Actually, it's my understanding Dune is a combination, rather than that Dune Messiah was split out. Dune World was serialized in 1963-4 (Analog), and The Prophet of Dune was serialized in 1965 (Analog) and both were combined as Dune (1965, Chilton). Dune Messiah wasn't serialized until 1969 (Galaxy) and an even longer gap occurred before 1976's Children of Dune.

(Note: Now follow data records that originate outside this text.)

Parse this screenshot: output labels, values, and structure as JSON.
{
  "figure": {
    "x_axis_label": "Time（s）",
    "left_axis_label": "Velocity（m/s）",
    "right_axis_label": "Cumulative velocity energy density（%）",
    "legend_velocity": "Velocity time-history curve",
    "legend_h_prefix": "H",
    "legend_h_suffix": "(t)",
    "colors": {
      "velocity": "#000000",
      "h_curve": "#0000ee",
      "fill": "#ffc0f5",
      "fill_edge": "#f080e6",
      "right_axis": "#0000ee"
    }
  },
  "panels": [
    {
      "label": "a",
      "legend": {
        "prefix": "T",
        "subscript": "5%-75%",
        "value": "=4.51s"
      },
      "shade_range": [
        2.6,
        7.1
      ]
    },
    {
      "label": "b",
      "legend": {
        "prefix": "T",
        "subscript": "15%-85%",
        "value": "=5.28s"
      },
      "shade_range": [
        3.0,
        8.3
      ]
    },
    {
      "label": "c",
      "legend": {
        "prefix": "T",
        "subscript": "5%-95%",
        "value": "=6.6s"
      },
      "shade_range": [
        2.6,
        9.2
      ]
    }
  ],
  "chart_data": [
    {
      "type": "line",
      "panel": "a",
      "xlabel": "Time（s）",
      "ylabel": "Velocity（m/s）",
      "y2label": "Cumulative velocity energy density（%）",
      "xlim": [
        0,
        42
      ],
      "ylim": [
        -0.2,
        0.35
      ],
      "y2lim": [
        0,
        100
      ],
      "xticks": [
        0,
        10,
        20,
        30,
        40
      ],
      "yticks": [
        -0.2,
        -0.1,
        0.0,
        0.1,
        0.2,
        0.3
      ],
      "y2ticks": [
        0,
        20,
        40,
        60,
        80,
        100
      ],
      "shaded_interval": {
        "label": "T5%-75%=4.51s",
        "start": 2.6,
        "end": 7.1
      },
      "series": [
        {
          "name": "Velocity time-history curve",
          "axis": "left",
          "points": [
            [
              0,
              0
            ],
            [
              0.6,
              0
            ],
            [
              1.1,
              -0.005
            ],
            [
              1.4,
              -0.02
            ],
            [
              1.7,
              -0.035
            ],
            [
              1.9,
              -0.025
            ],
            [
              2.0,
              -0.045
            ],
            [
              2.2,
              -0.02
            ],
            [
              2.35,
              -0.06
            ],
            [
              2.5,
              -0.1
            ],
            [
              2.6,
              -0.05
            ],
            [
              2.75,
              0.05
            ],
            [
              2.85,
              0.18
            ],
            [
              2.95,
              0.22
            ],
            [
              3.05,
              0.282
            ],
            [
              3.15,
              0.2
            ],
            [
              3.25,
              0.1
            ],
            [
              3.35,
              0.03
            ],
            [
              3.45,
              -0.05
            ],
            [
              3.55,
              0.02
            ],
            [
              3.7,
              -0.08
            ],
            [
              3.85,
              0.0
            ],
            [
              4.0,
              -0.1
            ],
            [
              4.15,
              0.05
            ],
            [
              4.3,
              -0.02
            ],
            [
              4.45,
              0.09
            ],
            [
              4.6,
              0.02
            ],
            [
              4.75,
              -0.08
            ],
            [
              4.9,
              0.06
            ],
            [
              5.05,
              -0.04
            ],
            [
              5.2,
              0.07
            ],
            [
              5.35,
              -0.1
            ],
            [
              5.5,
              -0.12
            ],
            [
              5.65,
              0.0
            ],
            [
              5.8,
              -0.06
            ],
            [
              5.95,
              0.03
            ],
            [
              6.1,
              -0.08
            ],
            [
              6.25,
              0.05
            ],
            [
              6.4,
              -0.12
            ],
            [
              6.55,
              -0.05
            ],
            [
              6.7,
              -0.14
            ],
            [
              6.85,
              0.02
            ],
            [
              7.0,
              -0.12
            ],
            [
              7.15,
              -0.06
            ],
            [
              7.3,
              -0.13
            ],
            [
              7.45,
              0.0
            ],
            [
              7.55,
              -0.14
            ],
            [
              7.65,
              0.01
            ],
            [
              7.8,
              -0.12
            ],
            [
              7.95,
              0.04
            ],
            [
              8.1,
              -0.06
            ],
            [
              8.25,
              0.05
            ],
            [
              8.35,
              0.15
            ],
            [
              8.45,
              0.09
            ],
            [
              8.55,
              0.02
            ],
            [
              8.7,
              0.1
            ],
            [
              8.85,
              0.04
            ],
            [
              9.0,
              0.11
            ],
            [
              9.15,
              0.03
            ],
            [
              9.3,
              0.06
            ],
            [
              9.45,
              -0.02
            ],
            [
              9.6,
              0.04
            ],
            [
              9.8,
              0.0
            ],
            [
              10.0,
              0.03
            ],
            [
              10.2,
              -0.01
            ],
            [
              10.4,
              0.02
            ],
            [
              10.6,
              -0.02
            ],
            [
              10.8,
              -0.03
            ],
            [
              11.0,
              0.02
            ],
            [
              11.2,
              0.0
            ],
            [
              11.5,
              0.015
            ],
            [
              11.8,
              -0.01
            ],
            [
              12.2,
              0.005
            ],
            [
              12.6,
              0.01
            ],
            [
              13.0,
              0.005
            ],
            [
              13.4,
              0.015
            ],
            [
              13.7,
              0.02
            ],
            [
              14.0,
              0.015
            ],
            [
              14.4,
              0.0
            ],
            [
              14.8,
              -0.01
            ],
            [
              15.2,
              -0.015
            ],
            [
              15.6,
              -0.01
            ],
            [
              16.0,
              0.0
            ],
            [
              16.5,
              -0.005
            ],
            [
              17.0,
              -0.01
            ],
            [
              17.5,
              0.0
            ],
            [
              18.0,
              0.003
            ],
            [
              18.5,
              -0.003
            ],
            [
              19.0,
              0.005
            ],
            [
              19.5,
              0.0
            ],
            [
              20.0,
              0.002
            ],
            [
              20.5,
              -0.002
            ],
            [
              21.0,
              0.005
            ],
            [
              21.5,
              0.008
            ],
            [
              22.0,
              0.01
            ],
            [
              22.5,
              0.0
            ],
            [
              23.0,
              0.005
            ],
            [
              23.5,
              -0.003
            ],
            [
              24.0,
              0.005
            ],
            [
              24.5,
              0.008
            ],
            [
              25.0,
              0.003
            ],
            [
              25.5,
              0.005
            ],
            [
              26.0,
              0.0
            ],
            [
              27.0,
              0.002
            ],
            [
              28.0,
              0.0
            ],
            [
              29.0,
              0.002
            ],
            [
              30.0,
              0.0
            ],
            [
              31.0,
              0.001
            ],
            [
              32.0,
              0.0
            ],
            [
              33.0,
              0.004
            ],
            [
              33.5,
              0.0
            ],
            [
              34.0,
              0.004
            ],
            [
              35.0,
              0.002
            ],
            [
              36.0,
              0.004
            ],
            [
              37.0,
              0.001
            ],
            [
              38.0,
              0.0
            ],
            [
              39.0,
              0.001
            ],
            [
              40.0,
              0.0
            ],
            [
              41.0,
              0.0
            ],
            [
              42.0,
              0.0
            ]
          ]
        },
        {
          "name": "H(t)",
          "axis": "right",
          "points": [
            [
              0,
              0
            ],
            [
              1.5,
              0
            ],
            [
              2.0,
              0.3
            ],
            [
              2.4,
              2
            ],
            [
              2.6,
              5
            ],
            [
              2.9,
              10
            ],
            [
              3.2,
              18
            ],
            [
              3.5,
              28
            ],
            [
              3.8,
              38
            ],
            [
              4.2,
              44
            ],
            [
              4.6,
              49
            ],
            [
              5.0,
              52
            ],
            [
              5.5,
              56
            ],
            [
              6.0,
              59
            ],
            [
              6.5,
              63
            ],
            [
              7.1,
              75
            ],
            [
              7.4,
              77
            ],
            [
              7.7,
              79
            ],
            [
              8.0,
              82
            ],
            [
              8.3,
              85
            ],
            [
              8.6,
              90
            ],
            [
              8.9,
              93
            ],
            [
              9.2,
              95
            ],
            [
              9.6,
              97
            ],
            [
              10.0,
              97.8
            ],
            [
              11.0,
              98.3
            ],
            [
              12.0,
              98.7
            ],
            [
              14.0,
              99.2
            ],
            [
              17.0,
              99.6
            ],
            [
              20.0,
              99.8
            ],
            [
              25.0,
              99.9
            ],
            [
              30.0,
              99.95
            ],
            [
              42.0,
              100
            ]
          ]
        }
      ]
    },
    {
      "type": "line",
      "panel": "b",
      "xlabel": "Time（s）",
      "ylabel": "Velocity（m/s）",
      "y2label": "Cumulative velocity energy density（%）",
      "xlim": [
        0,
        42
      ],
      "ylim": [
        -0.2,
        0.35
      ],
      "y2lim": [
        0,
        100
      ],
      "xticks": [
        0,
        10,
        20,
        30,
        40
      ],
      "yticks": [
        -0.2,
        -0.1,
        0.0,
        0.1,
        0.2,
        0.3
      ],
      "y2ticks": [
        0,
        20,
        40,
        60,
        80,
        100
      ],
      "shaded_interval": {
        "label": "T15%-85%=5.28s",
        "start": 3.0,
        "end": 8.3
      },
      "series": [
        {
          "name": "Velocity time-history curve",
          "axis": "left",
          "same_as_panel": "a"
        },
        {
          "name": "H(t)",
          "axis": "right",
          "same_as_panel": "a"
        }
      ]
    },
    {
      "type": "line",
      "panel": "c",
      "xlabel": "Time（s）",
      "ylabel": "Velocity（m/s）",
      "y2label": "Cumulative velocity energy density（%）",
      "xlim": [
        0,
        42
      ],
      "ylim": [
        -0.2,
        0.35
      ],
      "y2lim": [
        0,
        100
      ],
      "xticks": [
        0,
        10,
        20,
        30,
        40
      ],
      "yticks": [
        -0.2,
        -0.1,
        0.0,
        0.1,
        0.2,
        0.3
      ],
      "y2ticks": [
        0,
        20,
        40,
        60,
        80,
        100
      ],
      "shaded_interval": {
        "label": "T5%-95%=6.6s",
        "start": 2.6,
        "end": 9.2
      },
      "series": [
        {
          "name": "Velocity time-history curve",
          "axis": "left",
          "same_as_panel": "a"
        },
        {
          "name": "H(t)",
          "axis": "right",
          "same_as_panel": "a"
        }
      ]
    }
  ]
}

I endured a first read of God Emperor (1981) and Heretics (1984) but couldn't make it to Chapterhouse (1985) and only possess the first three at this point. I could see that being reduced to just the one if I ever get around to re-reading them, though all three may survive. The way I remember it, IMO, #1 resolved satisfactorily but made me willing to try #2 and it ended in a completely non-standalone fashion that gave me the option of quitting in midair or going on to #3. I went on to #3 and it wasn't bad and more or less ended and I could have and should have stopped right there. But it certainly left room for #4 and I went on to that but it wasn't good (or, as I said, needed). No idea why I read #5 and it was pretty completely useless. So I dumped #4 & #5, never did read #6, and feel ambivalent about #2 & #3. IOW, you're probably okay, Brian. :)
 
The three books were conceived as a trilogy, but written separately. Only Dune was split for magazine publication.
 
I think the great strength of Frank Herbert was his “World Building”. There are few people who can do this as well. The World makes the characters and visa versa. The only additional author I’ve read that did it as well was James Clavell. I know that Shogun is not sci-fi but there is a correlation to the character development that’s relevant to both novels. Clavell as Herbert took a main character that lived in a world that is (somewhat) familiar to us and introduce alien societies that seem backward, and yes uncultured. By the end of the stories our perspectives of the societies have flipped. The idea of a barbaric society, (as I know it because I sympathize/ live with it) changes and now I see the life as different not wrong. Somehow the familiar is now barbaric and I mentally turn my back on the society that judged one as not simpatico. :rolleyes:
 
I finally, purchased the original Dune book.... but im currently reading Clarke and won't get to it for a few weeks.